My fiance is very nice, to everyone……including this clown.  He doesn’t want to befriend the guy, but at the same time he won’t just tell him to go away.

My fiance and I are both in recovery, and have been clean for years.  So this is a HUGE strike against this guy because he has been told several times to knock it off.  Yet he continues.  I am impatiently waiting to run in to him accidently on purpose so I can tell him off to his face.

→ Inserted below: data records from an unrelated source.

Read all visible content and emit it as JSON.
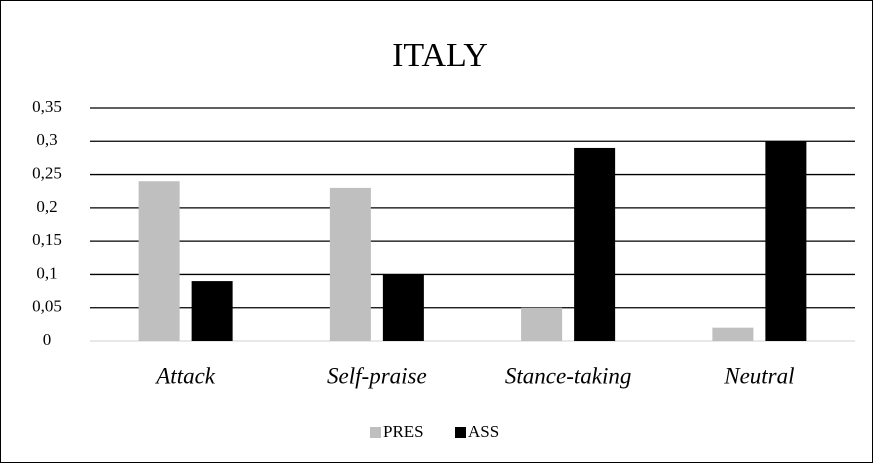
{
  "chart_data": {
    "type": "bar",
    "title": "ITALY",
    "categories": [
      "Attack",
      "Self-praise",
      "Stance-taking",
      "Neutral"
    ],
    "series": [
      {
        "name": "PRES",
        "color": "#bfbfbf",
        "values": [
          0.24,
          0.23,
          0.05,
          0.02
        ]
      },
      {
        "name": "ASS",
        "color": "#000000",
        "values": [
          0.09,
          0.1,
          0.29,
          0.3
        ]
      }
    ],
    "ylim": [
      0,
      0.35
    ],
    "yticks": [
      0,
      {
        "value": 0.05,
        "label": "0,05"
      },
      {
        "value": 0.1,
        "label": "0,1"
      },
      {
        "value": 0.15,
        "label": "0,15"
      },
      {
        "value": 0.2,
        "label": "0,2"
      },
      {
        "value": 0.25,
        "label": "0,25"
      },
      {
        "value": 0.3,
        "label": "0,3"
      },
      {
        "value": 0.35,
        "label": "0,35"
      }
    ],
    "grid": true,
    "legend": "bottom"
  }
}
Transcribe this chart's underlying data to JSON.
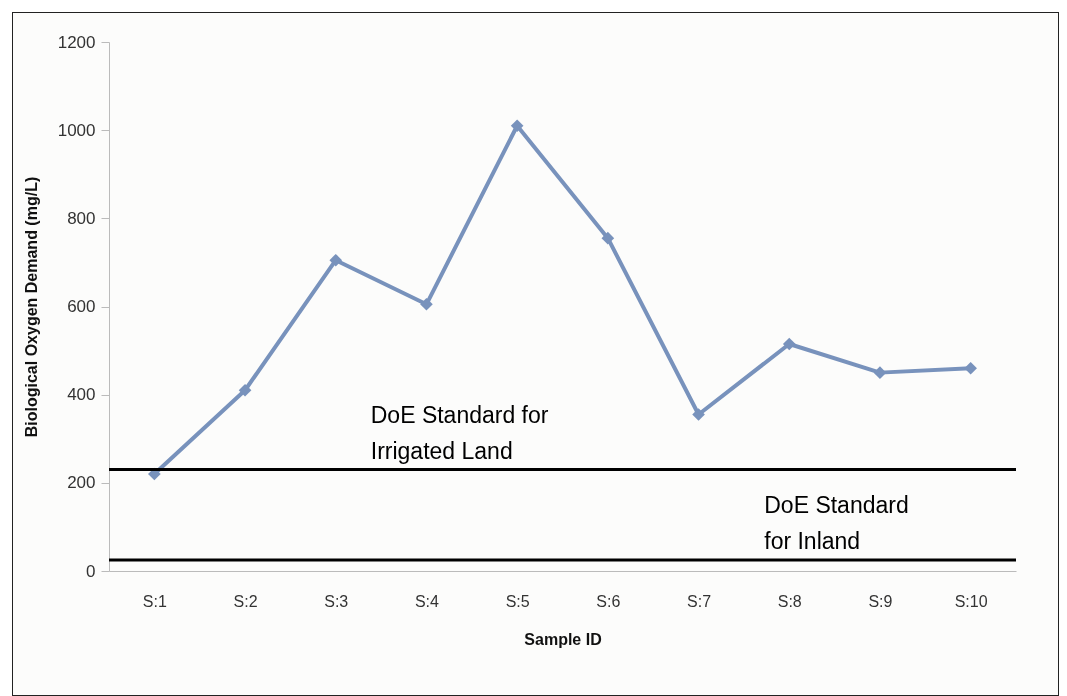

I don’t really have any advice for you other than to voice your opinion to your SO about it.   This guy sounds like a whacko, and I don’t blame you at all for how you feel.  Sorry you are dealing with this……I can totally relate.

 

 

 

Post # 14
Member
5966 posts
Bee Keeper
  • Wedding: September 2017

@beetee123:  You can’t control how this guy acts. I would be focusing on your SO and explaining that you need there to be more boundaries with this friend. Your SO is just as guilty for how that friendship works because he is allowing it to happen. If it’s a problem, it’s as easy as saying “hey F, I love ya man but you need to chill out on the messages and phone calls. I like hangin out but it’s getting a bit excessive buddy.” if he gets mad, oh well. If need be the friendship will end, that’s my opinion. I wouldn’t keep someone around who was that obsessive just to have a friend to play video games with.

Post # 15
Member
5966 posts
Bee Keeper
  • Wedding: September 2017

@beetee123: I would most definitely encourage him to not take work phone calls after hours. If he’s not getting paid overtime, than no. Just no lol. I don’t work in retail but when I leave my job, it stays here. Unless they are going to pay me to be on call in some way. I can see one or two calls here or there in a bind. But it doesn’ tsound like that is what this guy is doing.